Marian wanted to find a way to make volunteering easier and more social. When he ran into two others on campus with that same vision, Volunteers Together started to take form.
“The main thing we set out to do is bridge the gap between the community and the students at UND,” said Volunteers Together co-founder Atle Alexander Johansen, an accounting major from Drammen, Norway. He and Ayla Rubenstein, a psychology, classical languages and Honors major from Lake Elmo, Minn., have been putting together the blueprints of this effort since last year. Those plans came together in December, with a recruiting push that started in February.
Although Volunteers Together won’t be an official UND student organization until the fall, Johansen said the interest has already been overwhelming.
“There’s a huge need, especially in Greek organizations because they all need volunteering hours,” he said. “Once we hit 75 members, we’re going to invite all of those members to a Facebook group and really start an online networking community. They can talk to each other about upcoming events and where they can carpool. That’s where the whole concept of ‘Volunteers Together’ comes in.”

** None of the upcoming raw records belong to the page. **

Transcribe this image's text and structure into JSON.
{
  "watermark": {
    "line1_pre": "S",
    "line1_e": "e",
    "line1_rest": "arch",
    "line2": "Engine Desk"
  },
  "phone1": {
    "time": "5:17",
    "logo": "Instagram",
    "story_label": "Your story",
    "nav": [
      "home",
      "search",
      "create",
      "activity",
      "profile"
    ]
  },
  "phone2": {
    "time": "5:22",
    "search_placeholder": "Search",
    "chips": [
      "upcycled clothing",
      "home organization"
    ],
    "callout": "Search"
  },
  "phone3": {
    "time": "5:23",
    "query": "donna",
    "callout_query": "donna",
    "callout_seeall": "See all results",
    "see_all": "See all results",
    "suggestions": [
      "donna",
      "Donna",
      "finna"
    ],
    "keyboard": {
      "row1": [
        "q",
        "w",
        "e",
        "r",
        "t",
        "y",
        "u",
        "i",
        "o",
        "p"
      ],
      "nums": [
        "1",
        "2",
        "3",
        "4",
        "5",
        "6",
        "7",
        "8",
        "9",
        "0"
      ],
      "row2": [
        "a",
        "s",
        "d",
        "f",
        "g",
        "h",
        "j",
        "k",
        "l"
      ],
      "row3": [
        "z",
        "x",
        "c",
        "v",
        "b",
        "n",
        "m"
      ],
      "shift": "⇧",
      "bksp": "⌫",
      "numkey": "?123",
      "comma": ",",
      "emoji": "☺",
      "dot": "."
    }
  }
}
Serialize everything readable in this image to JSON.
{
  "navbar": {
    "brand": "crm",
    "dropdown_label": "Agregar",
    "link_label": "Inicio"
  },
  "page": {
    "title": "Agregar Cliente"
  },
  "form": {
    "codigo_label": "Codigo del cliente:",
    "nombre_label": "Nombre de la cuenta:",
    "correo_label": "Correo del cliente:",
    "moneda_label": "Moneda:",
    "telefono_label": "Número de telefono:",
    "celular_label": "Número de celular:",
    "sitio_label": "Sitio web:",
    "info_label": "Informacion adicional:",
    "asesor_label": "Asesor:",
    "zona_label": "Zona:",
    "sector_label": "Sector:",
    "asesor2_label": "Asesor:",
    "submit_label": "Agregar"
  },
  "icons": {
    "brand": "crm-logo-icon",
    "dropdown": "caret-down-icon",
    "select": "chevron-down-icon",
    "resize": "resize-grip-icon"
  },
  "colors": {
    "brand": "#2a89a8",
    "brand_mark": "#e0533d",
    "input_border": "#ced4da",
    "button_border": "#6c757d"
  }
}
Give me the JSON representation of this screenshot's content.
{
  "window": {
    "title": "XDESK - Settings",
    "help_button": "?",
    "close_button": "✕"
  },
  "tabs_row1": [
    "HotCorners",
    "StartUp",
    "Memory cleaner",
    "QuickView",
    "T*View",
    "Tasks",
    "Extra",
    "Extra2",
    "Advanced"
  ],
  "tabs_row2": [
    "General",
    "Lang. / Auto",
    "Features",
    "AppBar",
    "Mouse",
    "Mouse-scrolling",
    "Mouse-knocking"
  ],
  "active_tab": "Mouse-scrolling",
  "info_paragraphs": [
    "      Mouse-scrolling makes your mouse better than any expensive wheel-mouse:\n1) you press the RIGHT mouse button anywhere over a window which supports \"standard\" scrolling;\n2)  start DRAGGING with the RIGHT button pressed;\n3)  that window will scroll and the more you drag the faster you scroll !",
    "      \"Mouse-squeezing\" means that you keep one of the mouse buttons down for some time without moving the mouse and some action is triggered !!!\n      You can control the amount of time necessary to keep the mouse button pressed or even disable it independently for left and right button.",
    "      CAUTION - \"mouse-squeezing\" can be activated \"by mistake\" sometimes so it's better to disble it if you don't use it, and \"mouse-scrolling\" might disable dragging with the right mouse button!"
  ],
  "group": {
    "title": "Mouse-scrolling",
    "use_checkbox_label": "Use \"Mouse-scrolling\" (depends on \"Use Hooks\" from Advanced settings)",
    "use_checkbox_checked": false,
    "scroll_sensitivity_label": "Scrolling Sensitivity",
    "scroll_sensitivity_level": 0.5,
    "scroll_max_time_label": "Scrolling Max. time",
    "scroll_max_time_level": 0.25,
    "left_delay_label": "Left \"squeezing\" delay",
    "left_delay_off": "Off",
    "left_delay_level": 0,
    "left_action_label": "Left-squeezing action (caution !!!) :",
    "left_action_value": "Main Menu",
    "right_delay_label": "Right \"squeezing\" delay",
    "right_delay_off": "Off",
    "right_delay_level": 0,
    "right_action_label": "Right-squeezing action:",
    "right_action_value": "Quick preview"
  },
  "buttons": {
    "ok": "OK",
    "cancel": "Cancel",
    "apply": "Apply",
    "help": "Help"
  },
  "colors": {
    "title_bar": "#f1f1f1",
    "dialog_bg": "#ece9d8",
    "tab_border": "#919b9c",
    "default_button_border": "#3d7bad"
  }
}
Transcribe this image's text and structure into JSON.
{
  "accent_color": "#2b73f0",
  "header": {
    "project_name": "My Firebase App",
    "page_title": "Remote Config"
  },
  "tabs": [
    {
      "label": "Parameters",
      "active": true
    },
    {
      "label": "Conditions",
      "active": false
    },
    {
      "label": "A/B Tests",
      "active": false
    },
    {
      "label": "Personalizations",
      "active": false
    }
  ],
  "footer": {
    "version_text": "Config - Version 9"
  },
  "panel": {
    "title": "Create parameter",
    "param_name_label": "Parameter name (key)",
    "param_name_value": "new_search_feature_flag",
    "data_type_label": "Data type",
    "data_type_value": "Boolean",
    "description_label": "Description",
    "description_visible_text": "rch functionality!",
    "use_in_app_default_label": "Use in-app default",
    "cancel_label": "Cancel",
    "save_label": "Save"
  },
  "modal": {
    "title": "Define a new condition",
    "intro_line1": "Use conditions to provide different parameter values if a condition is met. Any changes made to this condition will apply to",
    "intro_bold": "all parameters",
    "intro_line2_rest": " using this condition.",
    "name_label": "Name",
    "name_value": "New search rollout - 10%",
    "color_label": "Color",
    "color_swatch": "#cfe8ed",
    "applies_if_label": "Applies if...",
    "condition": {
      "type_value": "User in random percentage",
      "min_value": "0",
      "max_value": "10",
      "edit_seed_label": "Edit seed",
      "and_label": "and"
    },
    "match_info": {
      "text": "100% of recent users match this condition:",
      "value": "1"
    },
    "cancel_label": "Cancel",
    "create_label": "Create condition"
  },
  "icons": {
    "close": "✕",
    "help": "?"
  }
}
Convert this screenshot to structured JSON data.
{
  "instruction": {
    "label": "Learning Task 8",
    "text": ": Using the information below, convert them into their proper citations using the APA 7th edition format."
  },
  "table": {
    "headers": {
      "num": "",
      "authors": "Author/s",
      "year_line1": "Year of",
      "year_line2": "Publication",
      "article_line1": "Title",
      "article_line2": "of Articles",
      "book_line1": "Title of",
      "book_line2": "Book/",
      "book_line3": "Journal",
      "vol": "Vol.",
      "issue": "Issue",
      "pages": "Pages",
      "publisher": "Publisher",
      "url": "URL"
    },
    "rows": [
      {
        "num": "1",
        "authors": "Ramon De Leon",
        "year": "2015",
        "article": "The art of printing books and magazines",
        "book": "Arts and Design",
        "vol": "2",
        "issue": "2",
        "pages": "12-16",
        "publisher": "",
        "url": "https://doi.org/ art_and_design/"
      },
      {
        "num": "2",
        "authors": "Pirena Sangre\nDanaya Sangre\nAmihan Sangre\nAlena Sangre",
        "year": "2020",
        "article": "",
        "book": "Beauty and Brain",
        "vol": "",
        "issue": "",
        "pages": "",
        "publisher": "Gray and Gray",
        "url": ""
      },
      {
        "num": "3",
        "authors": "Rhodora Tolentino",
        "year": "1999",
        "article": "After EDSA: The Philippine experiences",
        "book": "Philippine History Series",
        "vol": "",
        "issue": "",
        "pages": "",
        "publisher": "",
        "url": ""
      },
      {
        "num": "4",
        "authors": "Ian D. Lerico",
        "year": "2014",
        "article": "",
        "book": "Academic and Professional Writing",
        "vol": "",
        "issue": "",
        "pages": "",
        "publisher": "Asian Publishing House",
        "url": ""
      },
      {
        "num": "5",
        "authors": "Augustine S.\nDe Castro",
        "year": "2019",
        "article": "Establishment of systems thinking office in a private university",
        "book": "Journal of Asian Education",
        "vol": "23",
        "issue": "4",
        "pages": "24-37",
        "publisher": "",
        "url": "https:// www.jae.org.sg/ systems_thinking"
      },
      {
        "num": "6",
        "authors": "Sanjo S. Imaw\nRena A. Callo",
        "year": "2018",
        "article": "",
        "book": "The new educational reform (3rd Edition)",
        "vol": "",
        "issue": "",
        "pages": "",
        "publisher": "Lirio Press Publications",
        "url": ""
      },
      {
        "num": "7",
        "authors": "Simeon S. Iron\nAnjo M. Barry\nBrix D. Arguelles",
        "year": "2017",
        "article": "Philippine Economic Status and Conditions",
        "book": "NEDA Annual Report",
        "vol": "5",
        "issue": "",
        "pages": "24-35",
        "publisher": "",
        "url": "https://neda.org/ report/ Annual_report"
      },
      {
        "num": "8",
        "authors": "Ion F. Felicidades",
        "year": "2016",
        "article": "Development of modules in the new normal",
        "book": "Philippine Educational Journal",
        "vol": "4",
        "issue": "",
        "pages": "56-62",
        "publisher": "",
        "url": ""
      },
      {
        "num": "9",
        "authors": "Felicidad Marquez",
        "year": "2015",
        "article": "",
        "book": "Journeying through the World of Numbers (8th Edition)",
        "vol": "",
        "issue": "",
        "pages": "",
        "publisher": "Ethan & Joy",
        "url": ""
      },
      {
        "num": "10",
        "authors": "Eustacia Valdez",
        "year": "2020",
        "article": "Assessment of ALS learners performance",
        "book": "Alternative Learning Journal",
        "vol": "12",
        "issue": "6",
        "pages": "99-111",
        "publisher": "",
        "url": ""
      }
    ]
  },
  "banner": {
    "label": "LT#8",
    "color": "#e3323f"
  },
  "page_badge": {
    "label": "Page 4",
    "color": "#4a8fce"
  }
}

Right now, students can become involved in the organization by signing up online to receive emails and newsletters describing volunteer opportunities around Grand Forks. There are no requirements to join and no minimum service hours are necessary.
“Through the Honors Program, Ayla and I saw that if you remove the requirement factor, people actually volunteer more,” Johansen explained.
Giving back to Grand Forks
You can find Rubenstein any given day donating her time to the North Dakota Museum of Art on the UND campus — just one of many organizations she’s assisted. “I’ve always volunteered, for as long as I can remember. It’s always been such a part of my life. I deeply enjoy it,” she said, unable to suppress a grin.
Johansen said it was Rubenstein who introduced him to the fulfillment of giving back. “It’s really changed a lot for me, and I think for Ayla, too,” he said.
When the duo decided it was time to keep that chain going and open the eyes of others to the benefits of volunteerism, they knew who the main beneficiary should be: the City of Grand Forks.
“It’s a college town, and sometimes maybe students forget that everything the town does is for the college, because everything kind of revolves around it,” Rubenstein explained. “It’s important that we remember to give back to the community that gives so much to us.”
Director of International Programs Katie Davidson, who has been advising the group’s leadership team, sees Volunteers Today as a way for students to build volunteering into their lives while they are young. “These students are motivated, full of ideas and want to give back to the community,” Davidson said. “I’m proud of what they’ve accomplished so far and look forward to seeing what they do in the next few years.”
“We have been hearing a lot of words of support,” Rubenstein said. “People tell us we’re doing great things and that they really think this is going to take off.”
The Volunteers Together leadership team is currently targeting certain markets for recruitment by presenting to Greek houses, talking with UND Student Ambassadors and finding groups who need to fulfill service hour requirements. A welcome packet, soon to be available for new members, will include a pamphlet of all the local organizations looking for volunteers.
The team has been working with the Student Involvement Office to draft a constitution and complete all of the paperwork necessary to be a true student organization. They are also developing student liaison positions to work directly with non-profits, building leadership experiences in the process.
“Right now, we’re really just trying to build our foundation,” Marian said. “I’m really looking forward to seeing the community that I hope that we can provide and see people truly volunteering together.”